Every page on GLPwatch is structured data and direct quotes from official sources, linked back to the source. We never write long-form medical content or interpret study results.

Data sources & refresh cadence

Source	Cadence	What we use it for
PubMed (E-utilities)	Weekly + daily new	Research papers by molecule MeSH terms.
NIH iCite	Daily	Citation counts, relative citation ratio, NIH percentile.
ClinicalTrials.gov API v2	Daily	Trial status, phase, sponsor, conditions, outcomes.
openFDA	Daily (FAERS: quarterly, ~3-month lag)	Labels, adverse events, shortages, recalls, NDC, Drugs@FDA.
DailyMed	Daily	Current SPL labels and label-change dates.
Semantic Scholar	Daily new	Pre-built paper TLDR summaries, recommendations, citation graph.
SEC EDGAR	Quarterly	Manufacturer revenue, R&D spend, guidance.
FDA press & warning letters	Weekly	Enforcement actions, compounding-pharmacy letters.

Where we use AI

AI (Mistral) is used only for narrow, structured tasks: tagging which conditions a paper covers, classifying on-label vs off-label use, producing short plain-English trial-protocol summaries, normalizing adverse-event terms, and phrasing one-line changelog entries. We use the small model by default and escalate to the larger model whenever the small model’s output fails an automated validity check, because trust comes first. Every AI output is cached and validated against our controlled vocabularies.

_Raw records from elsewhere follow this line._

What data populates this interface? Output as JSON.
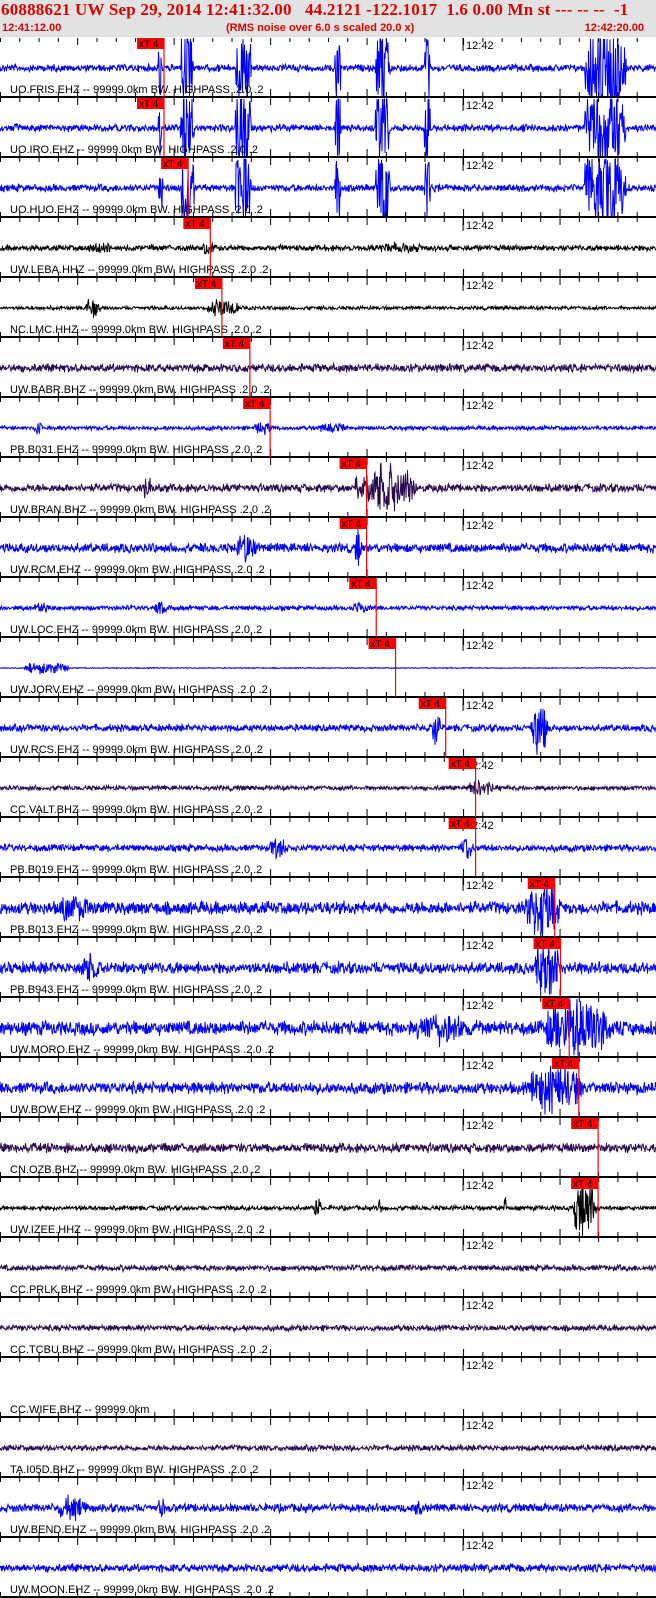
{
  "header": {
    "title": "60888621 UW Sep 29, 2014 12:41:32.00   44.2121 -122.1017  1.6 0.00 Mn st --- -- --  -1",
    "start_time": "12:41:12.00",
    "note": "(RMS noise over 6.0 s scaled 20.0 x)",
    "end_time": "12:42:20.00"
  },
  "axis": {
    "duration_s": 68,
    "minute_label": "12:42",
    "minute_offset_s": 48,
    "major_tick_s": 10,
    "minor_tick_s": 2
  },
  "pick_label": "xT 4",
  "colors": {
    "blue": "#0000ff",
    "purple": "#2a0a4e",
    "black": "#000000",
    "pick": "#ff0000",
    "header_bg": "#e2e2e2"
  },
  "traces": [
    {
      "label": "UO.FRIS.EHZ -- 99999.0km BW. HIGHPASS .2.0 .2",
      "color": "blue",
      "noise": 3,
      "pick_s": 17.0,
      "bursts": [
        [
          16.4,
          17.0,
          40
        ],
        [
          18.7,
          21.2,
          60
        ],
        [
          24.4,
          27.2,
          60
        ],
        [
          34.7,
          35.8,
          60
        ],
        [
          38.9,
          41.5,
          60
        ],
        [
          44.0,
          45.0,
          60
        ],
        [
          60.6,
          68,
          60
        ]
      ]
    },
    {
      "label": "UO.IRO.EHZ -- 99999.0km BW. HIGHPASS .2.0 .2",
      "color": "blue",
      "noise": 3,
      "pick_s": 17.0,
      "bursts": [
        [
          16.4,
          17.0,
          40
        ],
        [
          18.7,
          21.2,
          60
        ],
        [
          24.4,
          27.2,
          60
        ],
        [
          34.7,
          35.8,
          60
        ],
        [
          38.9,
          41.5,
          60
        ],
        [
          44.0,
          45.0,
          60
        ],
        [
          60.6,
          68,
          60
        ]
      ]
    },
    {
      "label": "UO.HUO.EHZ -- 99999.0km BW. HIGHPASS .2.0 .2",
      "color": "blue",
      "noise": 3,
      "pick_s": 19.5,
      "bursts": [
        [
          16.4,
          17.2,
          40
        ],
        [
          18.7,
          21.2,
          60
        ],
        [
          24.4,
          27.2,
          60
        ],
        [
          34.7,
          35.8,
          60
        ],
        [
          38.9,
          41.5,
          60
        ],
        [
          44.0,
          45.0,
          60
        ],
        [
          60.6,
          68,
          60
        ]
      ]
    },
    {
      "label": "UW.LEBA.HHZ -- 99999.0km BW. HIGHPASS .2.0 .2",
      "color": "black",
      "noise": 2.5,
      "pick_s": 21.8,
      "bursts": [
        [
          9,
          13.5,
          4
        ],
        [
          21,
          23.5,
          8
        ],
        [
          39,
          47,
          3
        ]
      ]
    },
    {
      "label": "NC.LMC.HHZ -- 99999.0km BW. HIGHPASS .2.0 .2",
      "color": "black",
      "noise": 1.5,
      "pick_s": 23.0,
      "bursts": [
        [
          8.8,
          11.5,
          9
        ],
        [
          21.5,
          27,
          10
        ]
      ]
    },
    {
      "label": "UW.BABR.BHZ -- 99999.0km BW. HIGHPASS .2.0 .2",
      "color": "purple",
      "noise": 3.5,
      "pick_s": 25.9,
      "bursts": []
    },
    {
      "label": "PB.B031.EHZ -- 99999.0km BW. HIGHPASS .2.0 .2",
      "color": "blue",
      "noise": 1.8,
      "pick_s": 28.0,
      "bursts": [
        [
          3.5,
          5,
          6
        ],
        [
          26.3,
          29.5,
          5
        ],
        [
          33,
          38.5,
          3
        ]
      ]
    },
    {
      "label": "UW.BRAN.BHZ -- 99999.0km BW. HIGHPASS .2.0 .2",
      "color": "purple",
      "noise": 3.5,
      "pick_s": 38.0,
      "bursts": [
        [
          14.8,
          16.5,
          12
        ],
        [
          36.8,
          47.5,
          28
        ]
      ]
    },
    {
      "label": "UW.RCM.EHZ -- 99999.0km BW. HIGHPASS .2.0 .2",
      "color": "blue",
      "noise": 4,
      "pick_s": 38.0,
      "bursts": [
        [
          24.5,
          28,
          14
        ],
        [
          36.8,
          38,
          18
        ]
      ]
    },
    {
      "label": "UW.LOC.EHZ -- 99999.0km BW. HIGHPASS .2.0 .2",
      "color": "blue",
      "noise": 2,
      "pick_s": 39.0,
      "bursts": [
        [
          3.5,
          6,
          7
        ],
        [
          16,
          18.8,
          6
        ],
        [
          36.5,
          39.5,
          5
        ]
      ]
    },
    {
      "label": "UW.JORV.EHZ -- 99999.0km BW. HIGHPASS .2.0 .2",
      "color": "blue",
      "noise": 0.4,
      "pick_s": 41.0,
      "bursts": [
        [
          2.5,
          10.5,
          7
        ]
      ]
    },
    {
      "label": "UW.RCS.EHZ -- 99999.0km BW. HIGHPASS .2.0 .2",
      "color": "blue",
      "noise": 3,
      "pick_s": 46.2,
      "bursts": [
        [
          44.5,
          46.6,
          16
        ],
        [
          55,
          58,
          30
        ]
      ]
    },
    {
      "label": "CC.VALT.BHZ -- 99999.0km BW. HIGHPASS .2.0 .2",
      "color": "purple",
      "noise": 2,
      "pick_s": 49.3,
      "bursts": [
        [
          48.5,
          53,
          8
        ]
      ]
    },
    {
      "label": "PB.B019.EHZ -- 99999.0km BW. HIGHPASS .2.0 .2",
      "color": "blue",
      "noise": 3,
      "pick_s": 49.3,
      "bursts": [
        [
          28,
          31,
          10
        ],
        [
          47.7,
          50,
          12
        ]
      ]
    },
    {
      "label": "PB.B013.EHZ -- 99999.0km BW. HIGHPASS .2.0 .2",
      "color": "blue",
      "noise": 5.5,
      "pick_s": 57.5,
      "bursts": [
        [
          6.2,
          11.5,
          12
        ],
        [
          54.5,
          60.5,
          30
        ]
      ]
    },
    {
      "label": "PB.B943.EHZ -- 99999.0km BW. HIGHPASS .2.0 .2",
      "color": "blue",
      "noise": 5,
      "pick_s": 58.1,
      "bursts": [
        [
          8.3,
          11.5,
          13
        ],
        [
          55.5,
          60,
          30
        ]
      ]
    },
    {
      "label": "UW.MORO.EHZ -- 99999.0km BW. HIGHPASS .2.0 .2",
      "color": "blue",
      "noise": 6,
      "pick_s": 59.0,
      "bursts": [
        [
          43,
          52,
          12
        ],
        [
          56.5,
          68,
          32
        ]
      ]
    },
    {
      "label": "UW.BOW.EHZ -- 99999.0km BW. HIGHPASS .2.0 .2",
      "color": "blue",
      "noise": 5,
      "pick_s": 60.0,
      "bursts": [
        [
          55,
          64,
          26
        ]
      ]
    },
    {
      "label": "CN.OZB.BHZ -- 99999.0km BW. HIGHPASS .2.0 .2",
      "color": "purple",
      "noise": 4,
      "pick_s": 62.0,
      "bursts": []
    },
    {
      "label": "UW.IZEE.HHZ -- 99999.0km BW. HIGHPASS .2.0 .2",
      "color": "black",
      "noise": 2,
      "pick_s": 62.0,
      "bursts": [
        [
          32.5,
          33.8,
          12
        ],
        [
          39.2,
          39.8,
          12
        ],
        [
          52.2,
          52.7,
          10
        ],
        [
          59.5,
          63.5,
          32
        ]
      ]
    },
    {
      "label": "CC.PRLK.BHZ -- 99999.0km BW. HIGHPASS .2.0 .2",
      "color": "purple",
      "noise": 2.5,
      "pick_s": null,
      "bursts": []
    },
    {
      "label": "CC.TCBU.BHZ -- 99999.0km BW. HIGHPASS .2.0 .2",
      "color": "purple",
      "noise": 2.5,
      "pick_s": null,
      "bursts": []
    },
    {
      "label": "CC.WIFE.BHZ -- 99999.0km",
      "color": "purple",
      "noise": 0,
      "pick_s": null,
      "bursts": []
    },
    {
      "label": "TA.I05D.BHZ -- 99999.0km BW. HIGHPASS .2.0 .2",
      "color": "purple",
      "noise": 2.5,
      "pick_s": null,
      "bursts": []
    },
    {
      "label": "UW.BEND.EHZ -- 99999.0km BW. HIGHPASS .2.0 .2",
      "color": "blue",
      "noise": 3.5,
      "pick_s": null,
      "bursts": [
        [
          6,
          11,
          10
        ],
        [
          16.3,
          17.6,
          8
        ],
        [
          43,
          44.5,
          6
        ]
      ]
    },
    {
      "label": "UW.MOON.EHZ -- 99999.0km BW. HIGHPASS .2.0 .2",
      "color": "blue",
      "noise": 3.5,
      "pick_s": null,
      "bursts": []
    }
  ]
}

We do not use AI to write drug or condition overviews, summarize papers (we use Semantic Scholar’s own TLDRs), or make any clinical claim.

Ranking

Leaderboards rank by transparent, source-derived metrics — citation count and citation velocity for papers, FAERS report counts for side effects, enrollment and status changes for trials. No editorial weighting is applied.

Known limitations

FAERS reporting bias: adverse-event counts reflect voluntary reports, not incidence rates, and cannot establish causation. Higher counts often track prescription volume, not risk.
FAERS lag: adverse-event data updates quarterly and trails real-world events by three or more months. We label it as latest-quarter data.
Trial selection bias: ClinicalTrials.gov registrations are not a complete census, and registration does not imply results or quality.
Citation metrics favor older papers: recent work is undercited by construction. We surface citation velocity where possible to compensate.
US-first scope: data is primarily US-regulatory (openFDA, ClinicalTrials.gov). International sources are out of scope for v1.